Kamala Das' feminine sensibility is extremely hungry of true love or love of emotions, but it cannot get its colours. She is always pining for fulfilment in love. She is deeply hurt when she is denied from true love. Mere sexual union, devoid of love, tries and sickens her: 

"Who can 
Help us who have lived so long 
And have failed in love?" 

Feminine sensibility is badly bruised and tortured by masculine callousness, heartlessness and sexuality: 

"Even now his 
Killings are unintentional; 
Each hurting word a stone that did not mean to 
Kill, but killed all the same and each kindness 
A snake that reared only to hiss, 
But struck." 

Her Feminine Sensibility's Suffering for Want of Love: 

In Kamala Das' love poems, it is seen how her feminine sensibility has suffered poignantly in want of love. There are various poems of Kamala Das which illustrated her feminine sensibility, particularly those poems which she writes in the garb of Radha waiting for Krishna to redeem her suffering love. Like all women the poetess too is sad to think that happiness and beauty are short lived: 

"Happiness 
Yes, 
That was a moment or two 
And beauty 
A short season....... 
For what hazy cause we outlive 
Live gnarled fruit trees 
The fecund season."        (Beauty Was a Short Season) 

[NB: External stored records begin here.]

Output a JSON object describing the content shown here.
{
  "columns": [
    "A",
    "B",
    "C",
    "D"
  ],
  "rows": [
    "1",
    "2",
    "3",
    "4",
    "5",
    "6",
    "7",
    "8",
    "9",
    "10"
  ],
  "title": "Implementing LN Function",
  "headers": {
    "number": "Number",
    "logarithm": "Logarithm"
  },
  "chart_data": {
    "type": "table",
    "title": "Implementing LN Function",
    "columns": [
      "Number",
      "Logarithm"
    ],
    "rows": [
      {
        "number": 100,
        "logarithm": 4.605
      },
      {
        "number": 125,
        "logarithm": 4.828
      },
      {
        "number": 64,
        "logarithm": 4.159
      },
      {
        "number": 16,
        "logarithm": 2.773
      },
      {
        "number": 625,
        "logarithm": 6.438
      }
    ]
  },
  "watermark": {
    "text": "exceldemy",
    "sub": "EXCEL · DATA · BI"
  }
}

The Revolt of Her Feminine Sensibility: 

Kamala Das' feminine sensibility appears most emphatically and forcefully in poems in which she has described the temperament and disposition of her husband. The Old Playhouse is one of the poems which are permeated by her feminine sensibility. Her feminine sensibility revolted against her husband's manner of making love to her. His love-making involved only lust and showed no love at all. Only a bold woman would thus express her disgust with a husband who seeks only the gratification of his lust, neither giving any love to, nor expecting any love from, her. The man who allowed his saliva to flow into her mouth and had penetrated every nook and cranny of her body did not feel the least love or affection for her. 

Her Complaining Her Husband's Sexual Activities: 

In the poem entitled The Freaks, Kamala Das complains that her husband's finger-tips can do nothing more than awaken her skin's lazy hungers, and that, though she has lived with him so long, love has evaded them, and her heart is therefore, like an empty cistern. She then calls herself a freak, adding that it is only to save her face that she flaunts, at times, a grand, flamboyant lust.

Her Calling Her Husband a Selfish and Coward: 

In the poem entitled The Sunshine Cat, it is Kamala Das' feminine sensibility which compels her to describe her husband as a selfish and cowardly man who neither loved her nor used her properly. She says that her husband had been treating her as a prisoner with only a yellow cat (or a streak of sunshine) to keep her company. His treatment of her had reduced her to 'a cold and half-dead woman' no longer of any use to a man needing sexual satisfaction.

Her Expressing Woman's most Precious feelings at the Time of Birth of Child: 

The poem entitled Jaisurya is an expression of a woman's most precious feelings when she is about to give birth to a child and subsequently when she has actually given birth to the expected child. This poem has maternity or motherhood as its subject and only a feminine sensibility could have done justice to this theme. How happy was the poetess at the birth of her son! What a fine expression of feminine sensibility: 

"And then wailing into light 
He came, so fair, a streak of light thrust 
Into the faded light." 

Her Advice to Womanfolk : 

In the poem entitled The Looking Glass, she has some valuable suggestions to make a woman who wishes to please a lover. A woman should stand nude before a mirror, with her lover also standing nude by her side. She should also give to a lover whatever she is capable of giving him. She should tell her lover all her "endless female hunger', meaning her deepest longings so far as the sexual act is concerned. 

Thus, it can be observed that Kamala Das' poems are feminine in theme and feminine in tone. She is sensitive, sensuous, and sentimental. She is intensely emotional, sometimes emotional without restraint. For instance, her forgiving attitude in her poem entitled Composition is typical of the Indian feminine sensibility.